Citing recent FNB statistics, the property group noted that the rate of home price growth on the Atlantic Seaboard – South Africa’s most expensive area – has dropped from a high of 25.5% in the first quarter of 2016 to -5.1% in the first quarter of 2019.
“The rate of home price growth on the Atlantic Seaboard, which is South Africa’s most expensive area, has fallen from a high of 25.5% in the first quarter of 2016 to -5.1% in the first quarter of this year,” said Rory O’Hagan, head of the luxury portfolio division of the Chas Everitt International property group.
“House prices in the Southern Suburbs, including areas like Constantia, Bishopscourt, Newlands and Claremont are currently declining at the rate of 2.4% a year, after reaching a peak annual growth rate of 15.4% in 2015.”
O’Hagan said that he has seen similar drops in Gauteng and other parts of the country.
In Hyde Park, for example, brand new cluster homes that were on for sale at R28 million are now priced at R20 million, and a home originally listed for R19 million is now available for R15 million, he said.
“Our luxury portfolio teams in estates such as Val de Vie in the Cape Winelands and Zimbali on the KZN North Coast report a similar trend, with asking prices on specific homes dropping in the past month from R16.9 million to R13 million; from R15.9 million to R12 million; and from R13.9 million to R11.5 million.”
O’Hagan said that for luxury buyers planning to upgrade to a bigger property can acquire more home for their money in the current market. He said that appetite for luxury property around the world – including South Africa – is currently also being boosted by volatility in equity markets, which traditionally prompts investors to turn to brick and mortar.
“Locally, it seems that there may be an interest rate cut in July which would further boost demand but as things stand, we are already seeing a positive response to the lower prices in many of our heritage suburbs,” he said.

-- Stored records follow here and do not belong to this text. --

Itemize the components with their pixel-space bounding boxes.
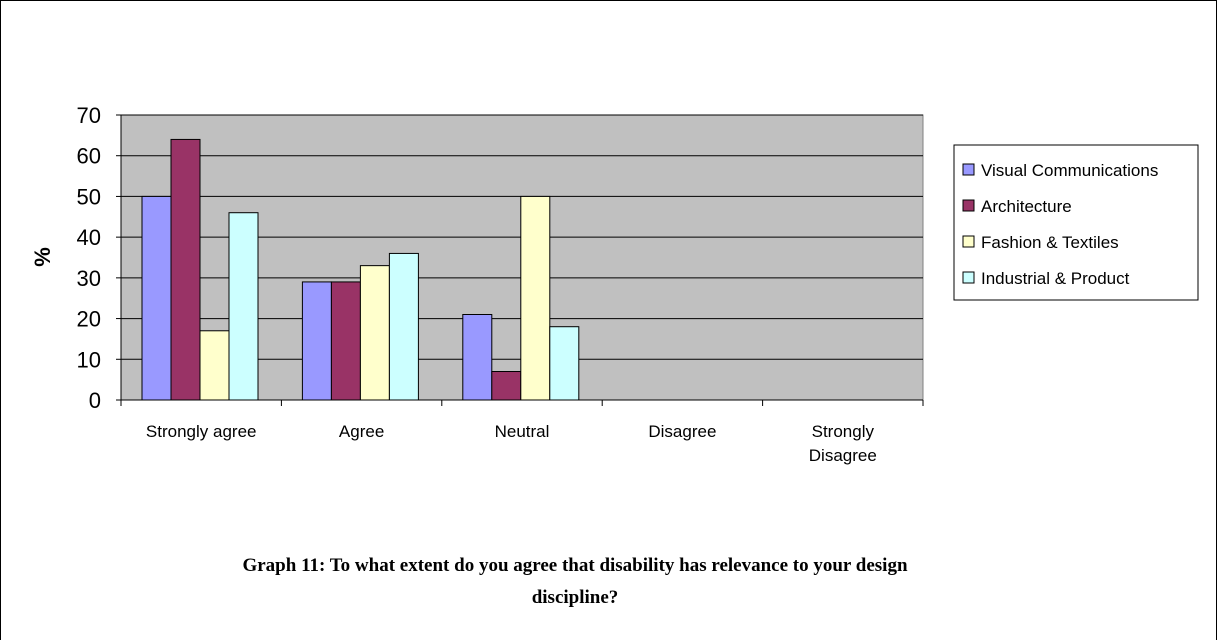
bar: [141, 195, 172, 401]
legend-entry: Visual Communications: [981, 161, 1158, 180]
legend-swatch: [962, 235, 975, 248]
bar: [388, 252, 419, 401]
x-category-label: Neutral: [495, 422, 550, 441]
legend-swatch: [962, 163, 975, 176]
legend-entry: Industrial & Product: [981, 269, 1130, 288]
caption-line-2: discipline?: [531, 587, 619, 608]
y-tick-label: 10: [77, 347, 101, 372]
bar: [520, 195, 551, 401]
bar: [301, 281, 332, 401]
bar: [491, 371, 522, 401]
bar: [170, 138, 201, 401]
legend-entry: Fashion & Textiles: [981, 233, 1119, 252]
bars: [141, 138, 580, 401]
bar: [228, 212, 259, 401]
x-category-label: Strongly Disagree: [809, 422, 877, 465]
legend-entry: Architecture: [981, 197, 1072, 216]
y-tick-labels: 0 10 20 30 40 50 60 70: [77, 103, 121, 413]
y-tick-label: 0: [89, 388, 101, 413]
x-category-label: Disagree: [648, 422, 716, 441]
bar: [462, 314, 493, 401]
legend: Visual Communications Architecture Fashion…: [953, 144, 1199, 301]
axes: [120, 115, 924, 406]
y-tick-label: 60: [77, 144, 101, 169]
caption-line-1: Graph 11: To what extent do you agree th…: [242, 555, 908, 576]
legend-swatch: [962, 271, 975, 284]
figure-caption: Graph 11: To what extent do you agree th…: [100, 550, 1050, 614]
y-tick-label: 50: [77, 184, 101, 209]
y-tick-label: 40: [77, 225, 101, 250]
bar: [549, 326, 580, 401]
y-axis-label: %: [30, 247, 55, 267]
x-category-label: Agree: [339, 422, 384, 441]
x-category-labels: Strongly agree Agree Neutral Disagree Strong…: [146, 422, 877, 465]
bar: [330, 281, 361, 401]
y-tick-label: 30: [77, 266, 101, 291]
legend-box: [953, 144, 1199, 301]
bar: [199, 330, 230, 401]
y-tick-label: 20: [77, 307, 101, 332]
legend-swatch: [962, 199, 975, 212]
y-tick-label: 70: [77, 103, 101, 128]
bar: [359, 265, 390, 401]
x-category-label: Strongly agree: [146, 422, 257, 441]
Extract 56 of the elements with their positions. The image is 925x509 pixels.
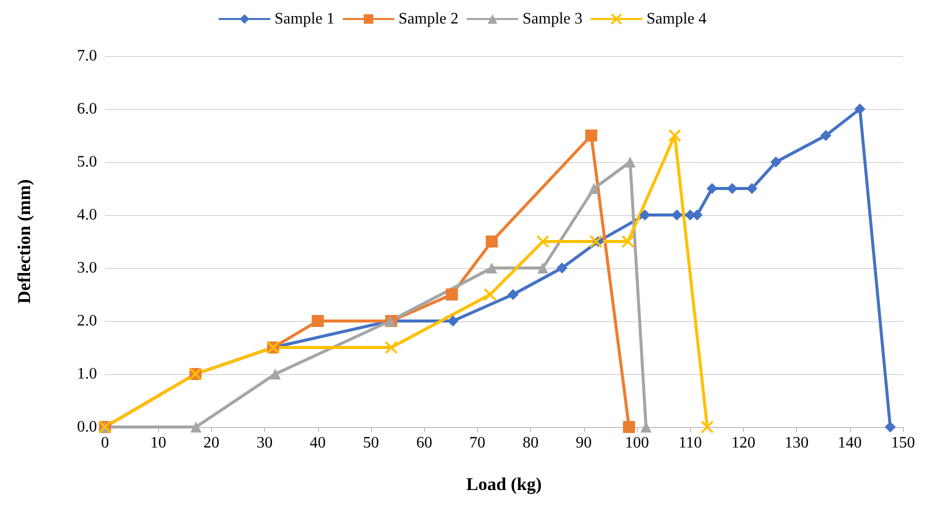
y-tick-label: 1.0 [77, 366, 97, 382]
point [537, 262, 548, 274]
point [590, 235, 603, 248]
point [884, 422, 896, 432]
legend-label: Sample 4 [646, 10, 706, 28]
point [508, 289, 519, 300]
legend-label: Sample 1 [274, 10, 335, 28]
point [585, 130, 598, 142]
x-tick-label: 100 [625, 434, 649, 452]
point [486, 262, 498, 274]
x-tick-label: 20 [203, 434, 220, 452]
legend-label: Sample 3 [522, 10, 582, 28]
x-tick-label: 110 [678, 434, 702, 452]
x-tick-label: 150 [891, 434, 915, 452]
point [726, 183, 738, 194]
x-tick-label: 70 [469, 434, 486, 452]
point [621, 235, 634, 248]
point [820, 130, 832, 141]
legend-label: Sample 2 [398, 10, 459, 28]
x-tick-label: 30 [256, 434, 273, 452]
point [384, 341, 398, 354]
y-tick-label: 3.0 [77, 260, 97, 276]
point [668, 129, 682, 142]
point [700, 420, 714, 434]
point [770, 156, 782, 168]
x-tick-label: 140 [838, 434, 862, 452]
y-tick-label: 6.0 [77, 100, 97, 118]
point [624, 156, 636, 168]
x-tick-label: 90 [576, 434, 592, 452]
y-tick-label: 5.0 [77, 154, 97, 170]
x-tick-label: 0 [101, 434, 109, 452]
point [270, 368, 281, 380]
x-axis-title: Load (kg) [466, 474, 542, 494]
point [486, 236, 498, 248]
x-tick-label: 10 [150, 434, 166, 452]
point [446, 288, 458, 300]
x-tick-label: 80 [522, 434, 539, 452]
point [623, 421, 636, 433]
x-tick-label: 50 [363, 434, 379, 452]
point [484, 288, 497, 301]
point [312, 315, 324, 327]
point [190, 422, 202, 432]
y-axis-title: Deflection (mm) [14, 179, 34, 304]
x-tick-label: 40 [310, 434, 326, 452]
point [536, 235, 550, 248]
y-tick-label: 7.0 [77, 48, 97, 64]
x-tick-label: 130 [784, 434, 809, 452]
y-tick-label: 0.0 [77, 418, 97, 436]
y-tick-label: 2.0 [77, 312, 97, 330]
x-tick-label: 60 [416, 434, 432, 452]
x-tick-label: 120 [731, 434, 756, 452]
y-tick-label: 4.0 [77, 206, 97, 224]
point [588, 183, 600, 194]
point [854, 104, 866, 114]
point [639, 210, 650, 220]
point [556, 262, 568, 274]
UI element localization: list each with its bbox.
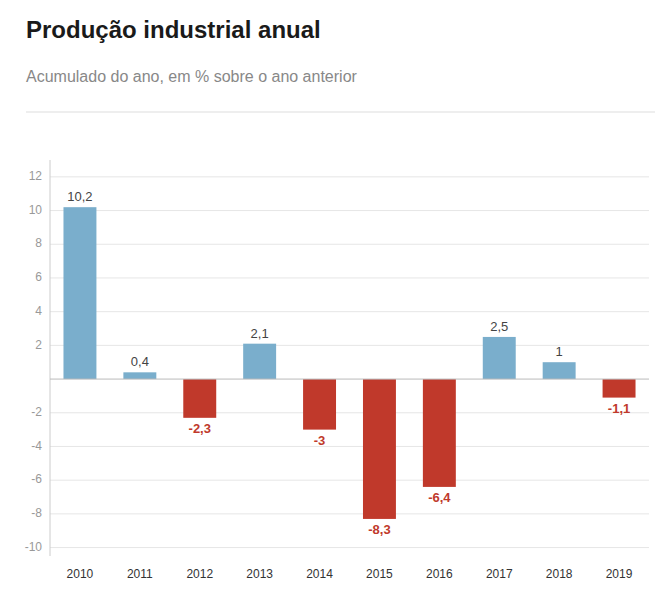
y-tick-label: 10 bbox=[29, 203, 43, 217]
data-label: -3 bbox=[314, 433, 326, 448]
data-label: 2,1 bbox=[251, 326, 269, 341]
y-tick-label: -2 bbox=[31, 405, 42, 419]
x-tick-label: 2015 bbox=[366, 567, 393, 581]
y-axis-line bbox=[50, 160, 51, 556]
y-tick-label: -10 bbox=[25, 540, 43, 554]
baseline bbox=[50, 379, 649, 380]
y-tick-label: -4 bbox=[31, 439, 42, 453]
x-tick-label: 2017 bbox=[486, 567, 513, 581]
x-tick-label: 2016 bbox=[426, 567, 453, 581]
plot-area: -10 -8 -6 -4 -2 2 4 6 8 10 12 bbox=[25, 160, 649, 556]
grid-line bbox=[50, 277, 649, 278]
x-tick-label: 2012 bbox=[186, 567, 213, 581]
x-tick-label: 2011 bbox=[127, 567, 153, 581]
bars bbox=[63, 207, 635, 519]
title: Produção industrial anual bbox=[26, 16, 321, 43]
y-tick-label: -8 bbox=[31, 506, 42, 520]
data-label: -8,3 bbox=[368, 522, 390, 537]
data-label: 10,2 bbox=[67, 189, 92, 204]
bar bbox=[423, 379, 456, 487]
grid-line bbox=[50, 412, 649, 413]
bar bbox=[63, 207, 96, 379]
grid-line bbox=[50, 176, 649, 177]
x-tick-label: 2019 bbox=[606, 567, 633, 581]
bar bbox=[303, 379, 336, 430]
grid-line bbox=[50, 210, 649, 211]
data-label: 2,5 bbox=[490, 319, 508, 334]
bar bbox=[363, 379, 396, 519]
data-label: -6,4 bbox=[428, 490, 451, 505]
y-tick-label: 12 bbox=[29, 169, 43, 183]
bar bbox=[483, 337, 516, 379]
y-tick-label: 8 bbox=[35, 236, 42, 250]
x-tick-label: 2010 bbox=[67, 567, 94, 581]
grid-line bbox=[50, 513, 649, 514]
bar bbox=[543, 362, 576, 379]
subtitle: Acumulado do ano, em % sobre o ano anter… bbox=[26, 68, 358, 85]
x-axis: 2010 2011 2012 2013 2014 2015 2016 2017 2018 2019 bbox=[67, 567, 633, 581]
y-tick-label: 2 bbox=[35, 338, 42, 352]
data-label: -2,3 bbox=[189, 421, 211, 436]
grid-line bbox=[50, 244, 649, 245]
x-tick-label: 2018 bbox=[546, 567, 573, 581]
chart-container: Produção industrial anual Acumulado do an… bbox=[0, 0, 669, 600]
x-tick-label: 2013 bbox=[246, 567, 273, 581]
data-label: 0,4 bbox=[131, 354, 149, 369]
grid-line bbox=[50, 446, 649, 447]
bar bbox=[243, 344, 276, 379]
chart-svg: Produção industrial anual Acumulado do an… bbox=[0, 0, 669, 600]
y-tick-label: -6 bbox=[31, 472, 42, 486]
grid-line bbox=[50, 480, 649, 481]
grid-line bbox=[50, 311, 649, 312]
bar bbox=[183, 379, 216, 418]
data-label: 1 bbox=[556, 344, 563, 359]
data-labels: 10,2 0,4 -2,3 2,1 -3 -8,3 -6,4 2,5 1 -1,1 bbox=[67, 189, 630, 537]
x-tick-label: 2014 bbox=[306, 567, 333, 581]
y-tick-label: 6 bbox=[35, 270, 42, 284]
bar bbox=[603, 379, 636, 398]
y-tick-label: 4 bbox=[35, 304, 42, 318]
separator bbox=[26, 112, 655, 113]
bar bbox=[123, 372, 156, 379]
data-label: -1,1 bbox=[608, 401, 630, 416]
grid-line bbox=[50, 547, 649, 548]
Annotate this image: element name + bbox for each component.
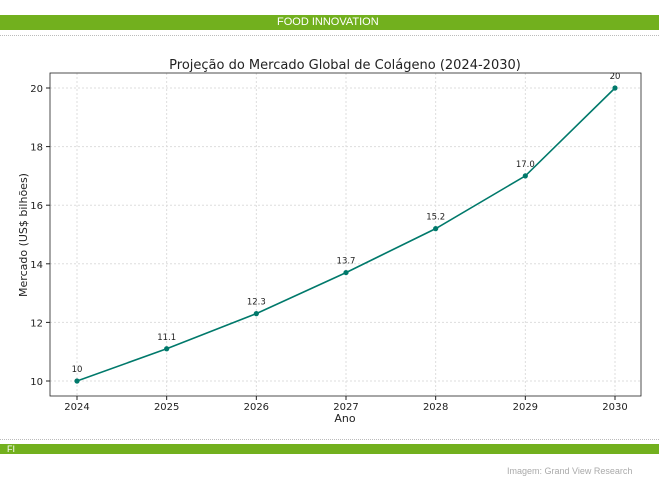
data-point: [164, 346, 170, 352]
data-label: 12.3: [247, 298, 266, 308]
x-tick-label: 2024: [64, 402, 89, 413]
data-point: [433, 226, 439, 232]
x-tick-label: 2025: [154, 402, 179, 413]
data-point: [343, 269, 349, 276]
y-axis-label: Mercado (US$ bilhões): [17, 173, 30, 297]
y-tick-label: 20: [30, 84, 43, 95]
footer-logo: FI: [7, 444, 15, 454]
data-label: 20: [610, 72, 621, 82]
divider: [0, 35, 659, 36]
section-title: FOOD INNOVATION: [277, 16, 379, 28]
data-label: 11.1: [157, 333, 176, 343]
x-tick-label: 2026: [244, 402, 269, 413]
data-point: [74, 378, 80, 384]
y-tick-label: 10: [30, 377, 43, 388]
x-tick-label: 2029: [513, 402, 538, 413]
x-tick-label: 2030: [602, 402, 627, 413]
data-point: [253, 311, 259, 317]
y-tick-label: 12: [30, 318, 43, 329]
data-point: [612, 85, 618, 91]
section-header-bar: FOOD INNOVATION: [0, 15, 659, 30]
y-tick-label: 18: [30, 143, 43, 154]
footer-bar: FI: [0, 444, 659, 454]
y-tick-label: 14: [30, 260, 43, 271]
x-axis-label: Ano: [334, 412, 355, 425]
chart-title: Projeção do Mercado Global de Colágeno (…: [169, 58, 521, 73]
divider: [0, 439, 659, 440]
image-credit: Imagem: Grand View Research: [507, 466, 633, 476]
x-tick-label: 2028: [423, 402, 448, 413]
data-point: [522, 173, 528, 179]
data-label: 10: [72, 365, 83, 375]
y-tick-label: 16: [30, 201, 43, 212]
data-label: 15.2: [426, 213, 445, 223]
data-label: 17.0: [516, 160, 535, 170]
x-tick-label: 2027: [333, 402, 358, 413]
data-label: 13.7: [337, 257, 356, 267]
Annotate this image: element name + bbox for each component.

However, he noted that sales have been more muted in the country’s estates. “But our teams report increasing interest and we believe they will shortly also start to show a significant upturn in sales, especially following the assurances given in the state of the nation that there will be no interference with the independence of the Reserve Bank and that land reform will take place in an orderly manner,” O’Hagan said.